WCB can save lives and money with safety needles, BC health care workers say
A coalition of BC unions wants the Workers' Compensation Board to mandate the province-wide use of safety needles
BCNU, SEIU, BCGEU, HEU, HSA news release
A coalition of BC unions says the Workers' Compensation Board can protect workers from deadly injuries and save the health care system millions by requiring the use of safety needles and other sharps.
"Each year 6,800 nurses and other health care workers are injured by needles and other sharps in BC acute care facilities," say BC Nurses' Union president Debra McPherson. "Those needless injuries cost our cash-strapped health care system $13.6 million for testing and preventative treatment. But this isn't just a question of statistics.
"There are real people getting injured and sometimes infected by blood-borne diseases such as HIV/AIDS and Hepatitis C. It's devastating for them and their families."
Former Vancouver Hospital RN Julie Savard was accidentally jabbed by a needle while caring for patients earlier this year. Tests confirmed she had contracted the potentially fatal Hepatitis C virus from the unsafe needle provided by her employer. "I'm 100 per cent behind the push for province-wide regulations," says Savard. "If they save even one person from having to live through what I'm experiencing, then they must be implemented now."
In October, the BC Government and Service Employees' Union, BC Nurses' Union, Health Sciences Association, Hospital Employees' Union and the Service Employees International Union presented the WCB with a proposal that, if implemented, will greatly reduce the likelihood of injuries that Savard suffered.
Elton Nordmarken has suffered 13 needle pokes since he began working as a cleaner at Eagle Ridge Hospital in 1991. "Each time I got jabbed I would be given the choice of taking 30 days off on medication till the results cam back," says the HEU member. "That plays games with your mind and family life as you are always worried about contracting something. It's hard, and it could all be stopped if employers just spend a few dollars on safe needles."
"These injuries are a threat to every worker across this province and country," says Mike McDonald, president of the SEIU Local 244 in Burnaby. "SEIU has successfully lobbied Manitoba and Saskatchewan to implement these devices. BC workers need the same protection."
As part of the campaign for safer needles, the unions have placed billboards at several Vancouver and Victoria bus shelters. They also produced Needless Injuries, a 13-minute video that includes testimonials from injured nurses and demonstrations of safety devices.
BC currently has a patchwork approach to this potentially fatal problem. Some health authorities have introduce policies that protect many, but not all, of their workers. Other jurisdictions have no policy at all, which is why unions are demanding province-wide regulations.

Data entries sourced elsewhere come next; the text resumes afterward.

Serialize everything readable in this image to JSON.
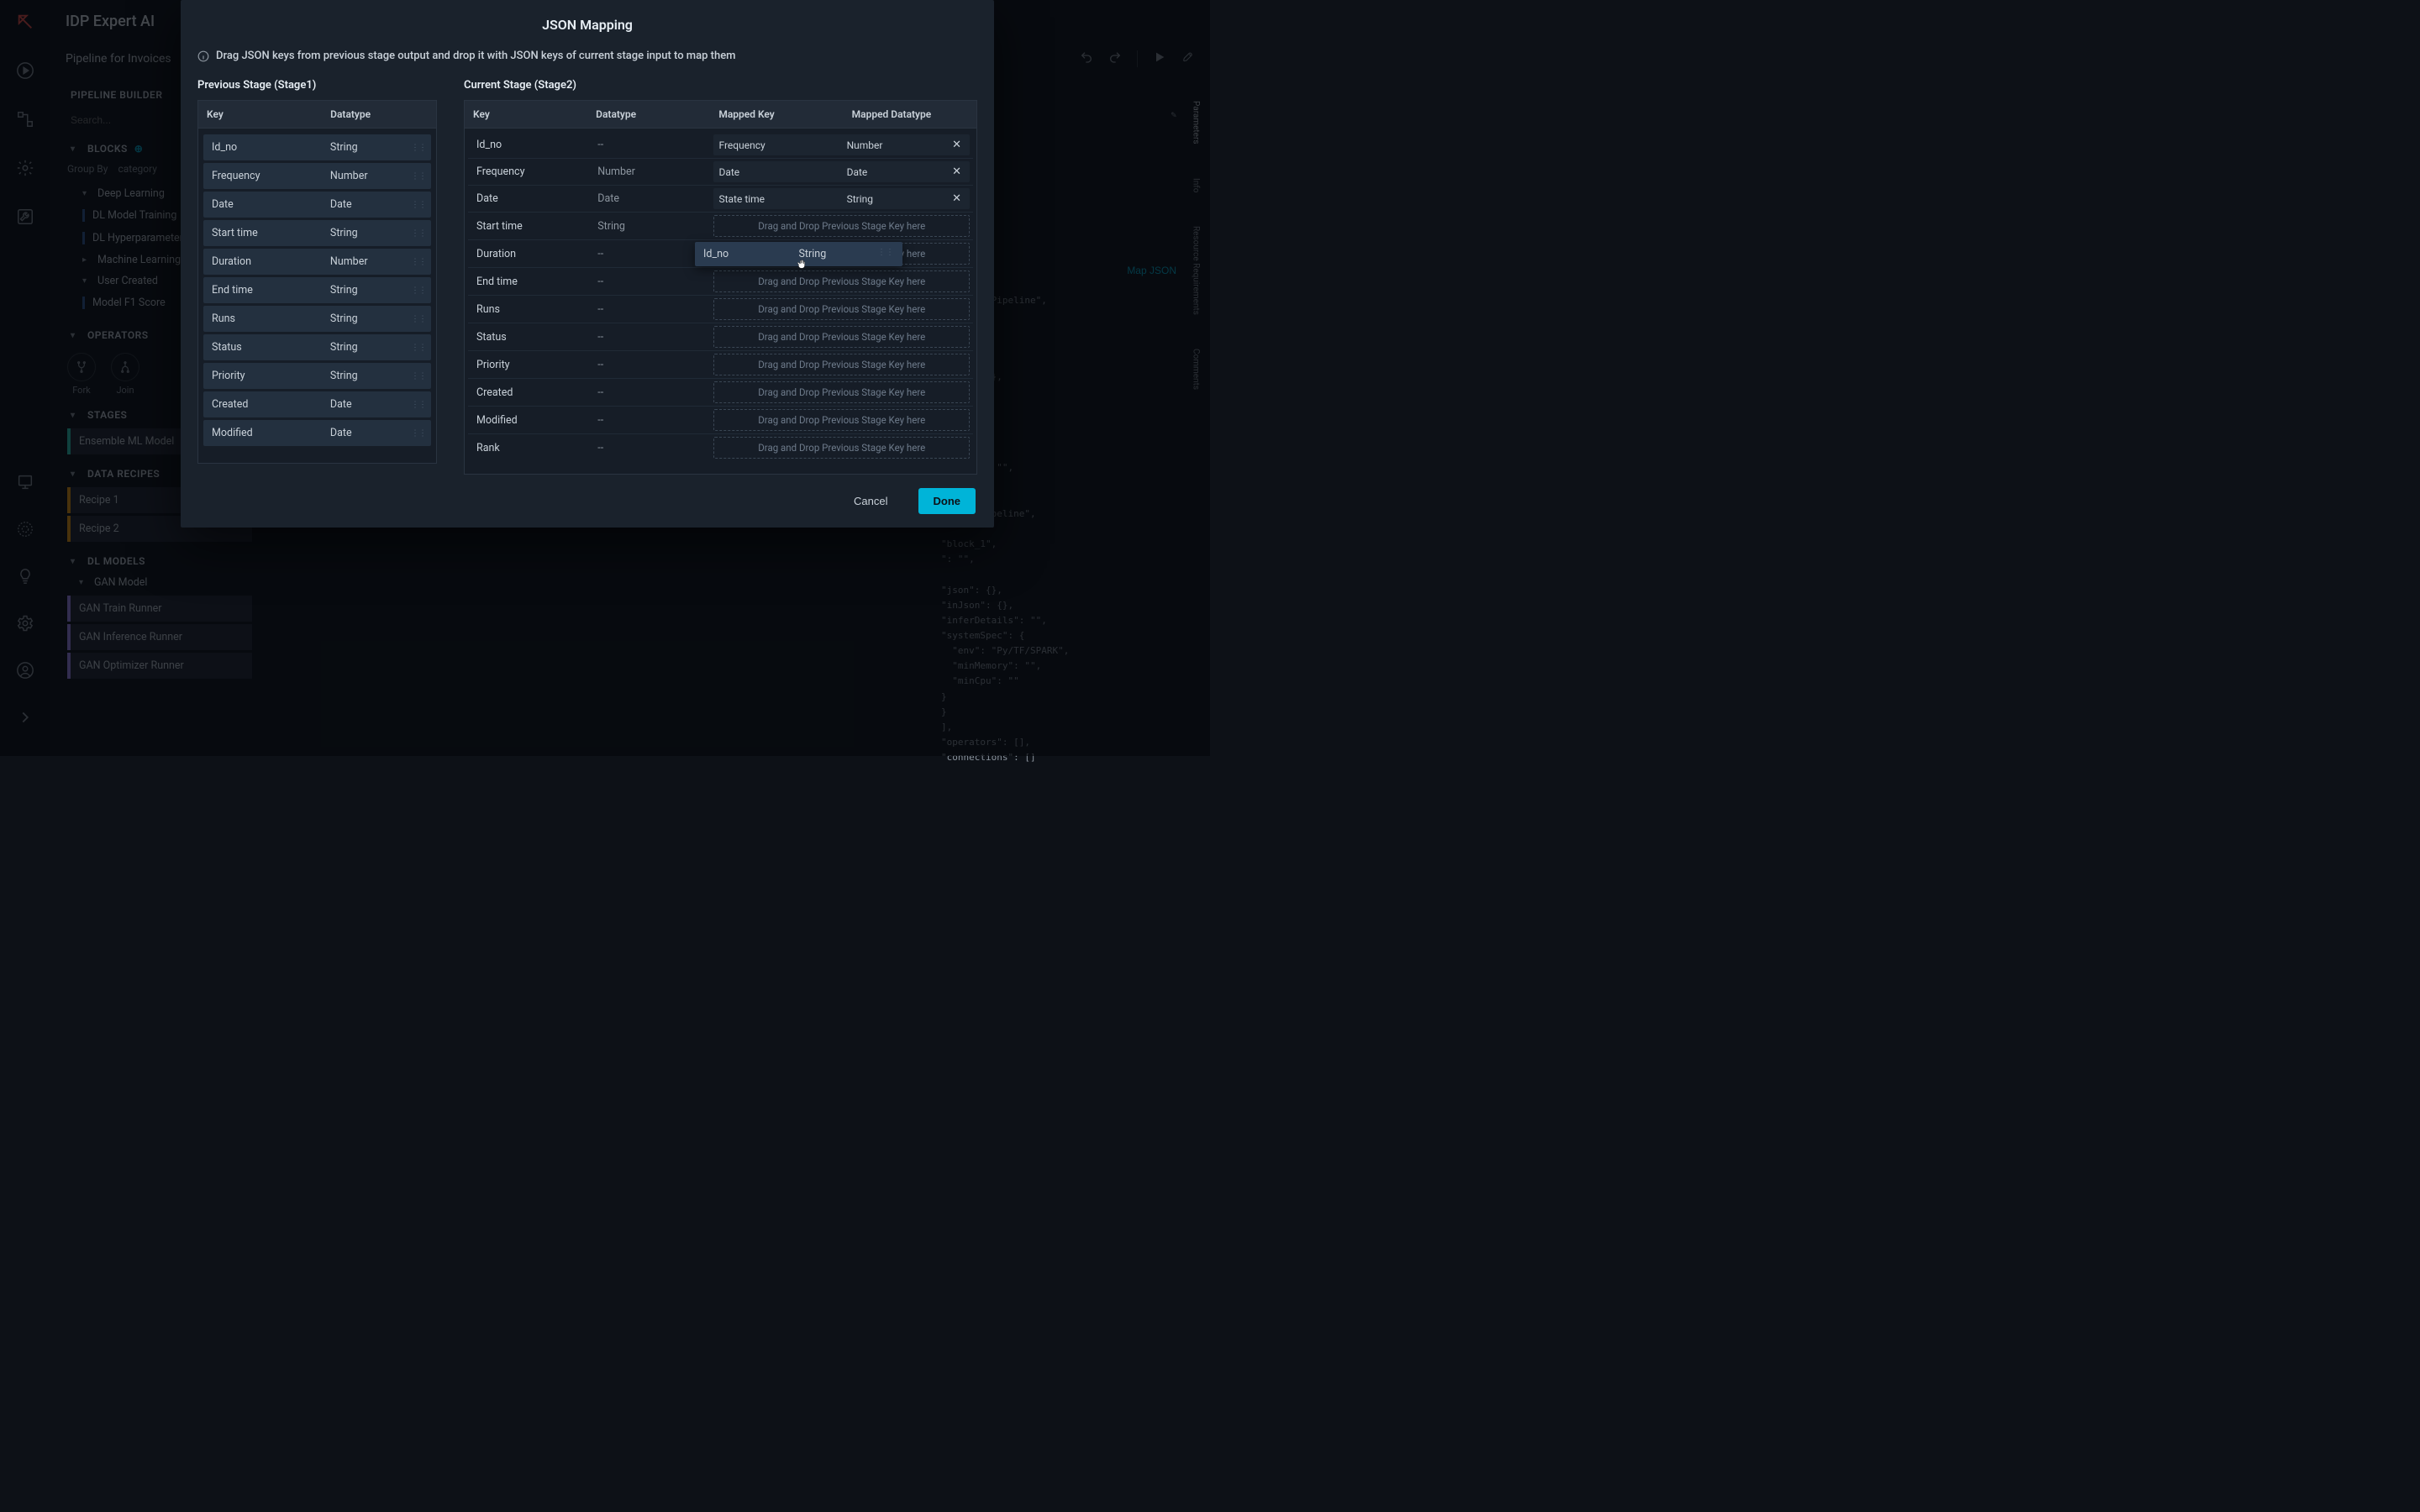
{
  "app": {
    "title": "IDP Expert AI"
  },
  "pipeline": {
    "subtitle": "Pipeline for Invoices"
  },
  "builder": {
    "title": "PIPELINE BUILDER",
    "search_placeholder": "Search...",
    "blocks_title": "BLOCKS",
    "group_by_label": "Group By",
    "group_by_value": "category",
    "deep_learning": "Deep Learning",
    "dl_children": [
      "DL Model Training",
      "DL Hyperparameter"
    ],
    "machine_learning": "Machine Learning",
    "user_created": "User Created",
    "uc_children": [
      "Model F1 Score"
    ],
    "operators_title": "OPERATORS",
    "op_fork": "Fork",
    "op_join": "Join",
    "stages_title": "STAGES",
    "stages": [
      "Ensemble ML Model"
    ],
    "recipes_title": "DATA RECIPES",
    "recipes": [
      "Recipe 1",
      "Recipe 2"
    ],
    "dlmodels_title": "DL MODELS",
    "gan_model": "GAN Model",
    "gan_children": [
      "GAN Train Runner",
      "GAN Inference Runner",
      "GAN Optimizer Runner"
    ]
  },
  "right": {
    "map_json_label": "Map JSON",
    "code": "        \"Pipeline\",\n\n\n\n\n\"json\": {},\n\n\n\n\n\n\"memory\": \"\",\n\n\n Block Pipeline\",\n\n\"block_1\",\n\": \"\",\n\n\"json\": {},\n\"inJson\": {},\n\"inferDetails\": \"\",\n\"systemSpec\": {\n  \"env\": \"Py/TF/SPARK\",\n  \"minMemory\": \"\",\n  \"minCpu\": \"\"\n}\n}\n],\n\"operators\": [],\n\"connections\": []",
    "tabs": [
      "Parameters",
      "Info",
      "Resource Requirements",
      "Comments"
    ]
  },
  "modal": {
    "title": "JSON Mapping",
    "hint": "Drag JSON keys from previous stage output and drop it with JSON keys of current stage input to map them",
    "prev_title": "Previous Stage (Stage1)",
    "cur_title": "Current Stage (Stage2)",
    "head_key": "Key",
    "head_dt": "Datatype",
    "head_mk": "Mapped Key",
    "head_mdt": "Mapped Datatype",
    "drop_placeholder": "Drag and Drop Previous Stage Key here",
    "dash": "--",
    "prev_rows": [
      {
        "key": "Id_no",
        "dt": "String"
      },
      {
        "key": "Frequency",
        "dt": "Number"
      },
      {
        "key": "Date",
        "dt": "Date"
      },
      {
        "key": "Start time",
        "dt": "String"
      },
      {
        "key": "Duration",
        "dt": "Number"
      },
      {
        "key": "End time",
        "dt": "String"
      },
      {
        "key": "Runs",
        "dt": "String"
      },
      {
        "key": "Status",
        "dt": "String"
      },
      {
        "key": "Priority",
        "dt": "String"
      },
      {
        "key": "Created",
        "dt": "Date"
      },
      {
        "key": "Modified",
        "dt": "Date"
      }
    ],
    "cur_rows": [
      {
        "key": "Id_no",
        "dt": "--",
        "mapped": {
          "mk": "Frequency",
          "mdt": "Number"
        }
      },
      {
        "key": "Frequency",
        "dt": "Number",
        "mapped": {
          "mk": "Date",
          "mdt": "Date"
        }
      },
      {
        "key": "Date",
        "dt": "Date",
        "mapped": {
          "mk": "State time",
          "mdt": "String"
        }
      },
      {
        "key": "Start time",
        "dt": "String",
        "mapped": null
      },
      {
        "key": "Duration",
        "dt": "--",
        "mapped": null
      },
      {
        "key": "End time",
        "dt": "--",
        "mapped": null
      },
      {
        "key": "Runs",
        "dt": "--",
        "mapped": null
      },
      {
        "key": "Status",
        "dt": "--",
        "mapped": null
      },
      {
        "key": "Priority",
        "dt": "--",
        "mapped": null
      },
      {
        "key": "Created",
        "dt": "--",
        "mapped": null
      },
      {
        "key": "Modified",
        "dt": "--",
        "mapped": null
      },
      {
        "key": "Rank",
        "dt": "--",
        "mapped": null
      }
    ],
    "drag_chip": {
      "key": "Id_no",
      "dt": "String"
    },
    "btn_cancel": "Cancel",
    "btn_done": "Done"
  }
}
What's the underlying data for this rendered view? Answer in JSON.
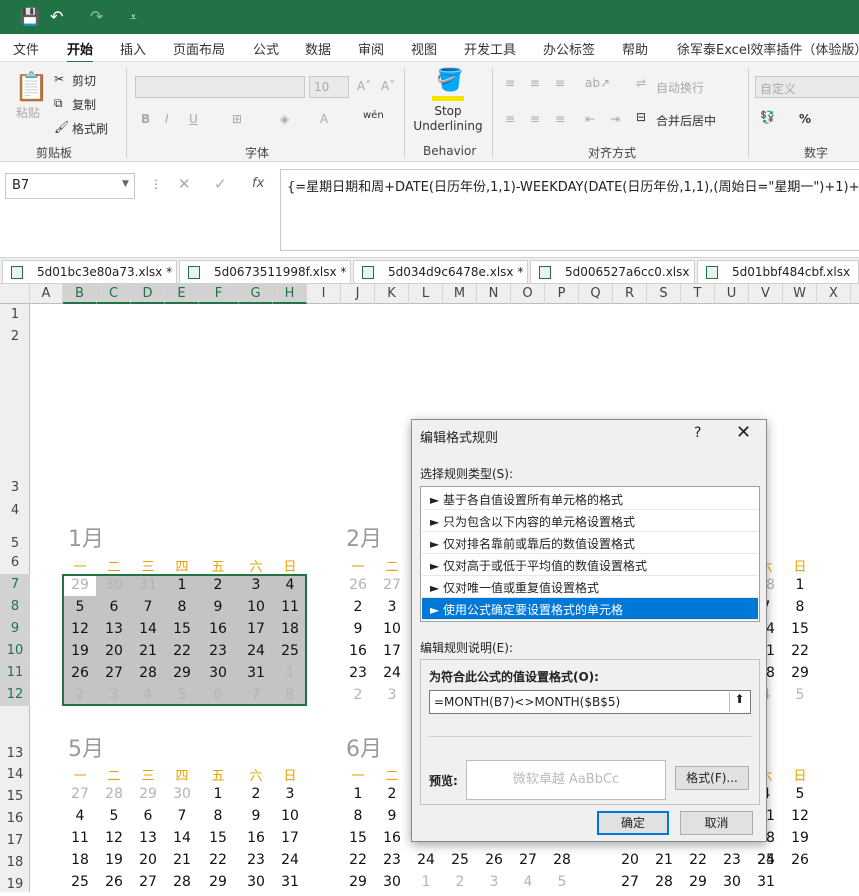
{
  "qat": {
    "save_icon": "save-icon",
    "undo_icon": "undo-icon",
    "redo_icon": "redo-icon",
    "customize_icon": "customize-icon"
  },
  "menu": {
    "tabs": [
      "文件",
      "开始",
      "插入",
      "页面布局",
      "公式",
      "数据",
      "审阅",
      "视图",
      "开发工具",
      "办公标签",
      "帮助",
      "徐军泰Excel效率插件（体验版）"
    ],
    "active": "开始"
  },
  "ribbon": {
    "paste": "粘贴",
    "cut": "剪切",
    "copy": "复制",
    "format_painter": "格式刷",
    "clipboard_label": "剪贴板",
    "font_size": "10",
    "font_label": "字体",
    "stop_underlining": "Stop Underlining",
    "behavior_label": "Behavior",
    "wrap_text": "自动换行",
    "merge_center": "合并后居中",
    "alignment_label": "对齐方式",
    "number_format": "自定义",
    "number_label": "数字",
    "percent": "%"
  },
  "formula_bar": {
    "name_box": "B7",
    "fx": "fx",
    "formula": "{=星期日期和周+DATE(日历年份,1,1)-WEEKDAY(DATE(日历年份,1,1),(周始日=\"星期一\")+1)+"
  },
  "workbook_tabs": [
    "5d01bc3e80a73.xlsx *",
    "5d0673511998f.xlsx *",
    "5d034d9c6478e.xlsx *",
    "5d006527a6cc0.xlsx",
    "5d01bbf484cbf.xlsx"
  ],
  "columns": [
    "A",
    "B",
    "C",
    "D",
    "E",
    "F",
    "G",
    "H",
    "I",
    "J",
    "K",
    "L",
    "M",
    "N",
    "O",
    "P",
    "Q",
    "R",
    "S",
    "T",
    "U",
    "V",
    "W",
    "X"
  ],
  "rows": [
    "1",
    "2",
    "3",
    "4",
    "5",
    "6",
    "7",
    "8",
    "9",
    "10",
    "11",
    "12",
    "13",
    "14",
    "15",
    "16",
    "17",
    "18",
    "19",
    "20"
  ],
  "weekdays": [
    "一",
    "二",
    "三",
    "四",
    "五",
    "六",
    "日"
  ],
  "months": {
    "jan": {
      "title": "1月",
      "weeks": [
        [
          "29",
          "30",
          "31",
          "1",
          "2",
          "3",
          "4"
        ],
        [
          "5",
          "6",
          "7",
          "8",
          "9",
          "10",
          "11"
        ],
        [
          "12",
          "13",
          "14",
          "15",
          "16",
          "17",
          "18"
        ],
        [
          "19",
          "20",
          "21",
          "22",
          "23",
          "24",
          "25"
        ],
        [
          "26",
          "27",
          "28",
          "29",
          "30",
          "31",
          "1"
        ],
        [
          "2",
          "3",
          "4",
          "5",
          "6",
          "7",
          "8"
        ]
      ]
    },
    "feb": {
      "title": "2月",
      "weeks": [
        [
          "26",
          "27"
        ],
        [
          "2",
          "3"
        ],
        [
          "9",
          "10"
        ],
        [
          "16",
          "17"
        ],
        [
          "23",
          "24"
        ],
        [
          "2",
          "3"
        ]
      ],
      "right_cols": [
        [
          "28",
          "1"
        ],
        [
          "7",
          "8"
        ],
        [
          "14",
          "15"
        ],
        [
          "21",
          "22"
        ],
        [
          "28",
          "29"
        ],
        [
          "4",
          "5"
        ]
      ],
      "right_weekdays": [
        "六",
        "日"
      ]
    },
    "may": {
      "title": "5月",
      "weeks": [
        [
          "27",
          "28",
          "29",
          "30",
          "1",
          "2",
          "3"
        ],
        [
          "4",
          "5",
          "6",
          "7",
          "8",
          "9",
          "10"
        ],
        [
          "11",
          "12",
          "13",
          "14",
          "15",
          "16",
          "17"
        ],
        [
          "18",
          "19",
          "20",
          "21",
          "22",
          "23",
          "24"
        ],
        [
          "25",
          "26",
          "27",
          "28",
          "29",
          "30",
          "31"
        ]
      ]
    },
    "jun": {
      "title": "6月",
      "weeks": [
        [
          "1",
          "2"
        ],
        [
          "8",
          "9"
        ],
        [
          "15",
          "16"
        ],
        [
          "22",
          "23",
          "24",
          "25",
          "26",
          "27",
          "28"
        ],
        [
          "29",
          "30",
          "1",
          "2",
          "3",
          "4",
          "5"
        ]
      ]
    },
    "jul_right": {
      "weekdays": [
        "六",
        "日"
      ],
      "cols": [
        [
          "4",
          "5"
        ],
        [
          "11",
          "12"
        ],
        [
          "18",
          "19"
        ],
        [
          "25",
          "26"
        ]
      ],
      "partial": [
        "20",
        "21",
        "22",
        "23",
        "24"
      ],
      "last": [
        "27",
        "28",
        "29",
        "30",
        "31",
        "1",
        "2"
      ]
    }
  },
  "dialog": {
    "title": "编辑格式规则",
    "help": "?",
    "close": "✕",
    "rule_type_label": "选择规则类型(S):",
    "rule_types": [
      "► 基于各自值设置所有单元格的格式",
      "► 只为包含以下内容的单元格设置格式",
      "► 仅对排名靠前或靠后的数值设置格式",
      "► 仅对高于或低于平均值的数值设置格式",
      "► 仅对唯一值或重复值设置格式",
      "► 使用公式确定要设置格式的单元格"
    ],
    "selected_index": 5,
    "desc_label": "编辑规则说明(E):",
    "formula_label": "为符合此公式的值设置格式(O):",
    "formula_value": "=MONTH(B7)<>MONTH($B$5)",
    "preview_label": "预览:",
    "preview_text": "微软卓越  AaBbCc",
    "format_button": "格式(F)...",
    "ok": "确定",
    "cancel": "取消"
  }
}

The WCB recently indicated it may consult stakeholders about a possible regulation later this year. The unions welcome the move, but want to ensure the proposed regulations will be fully protective and implemented quickly, so that no other workers like Savard have to suffer needlessly.
"Continuing to allow the use of unsafe needles is as dangerous as permitting cars to be manufactured without seat belts," says McPherson. "That's why we're going to continue campaigning until the WCB mandates province-wide regulations that ensure workers can do their jobs without the fear of being poked by an unsafe needle."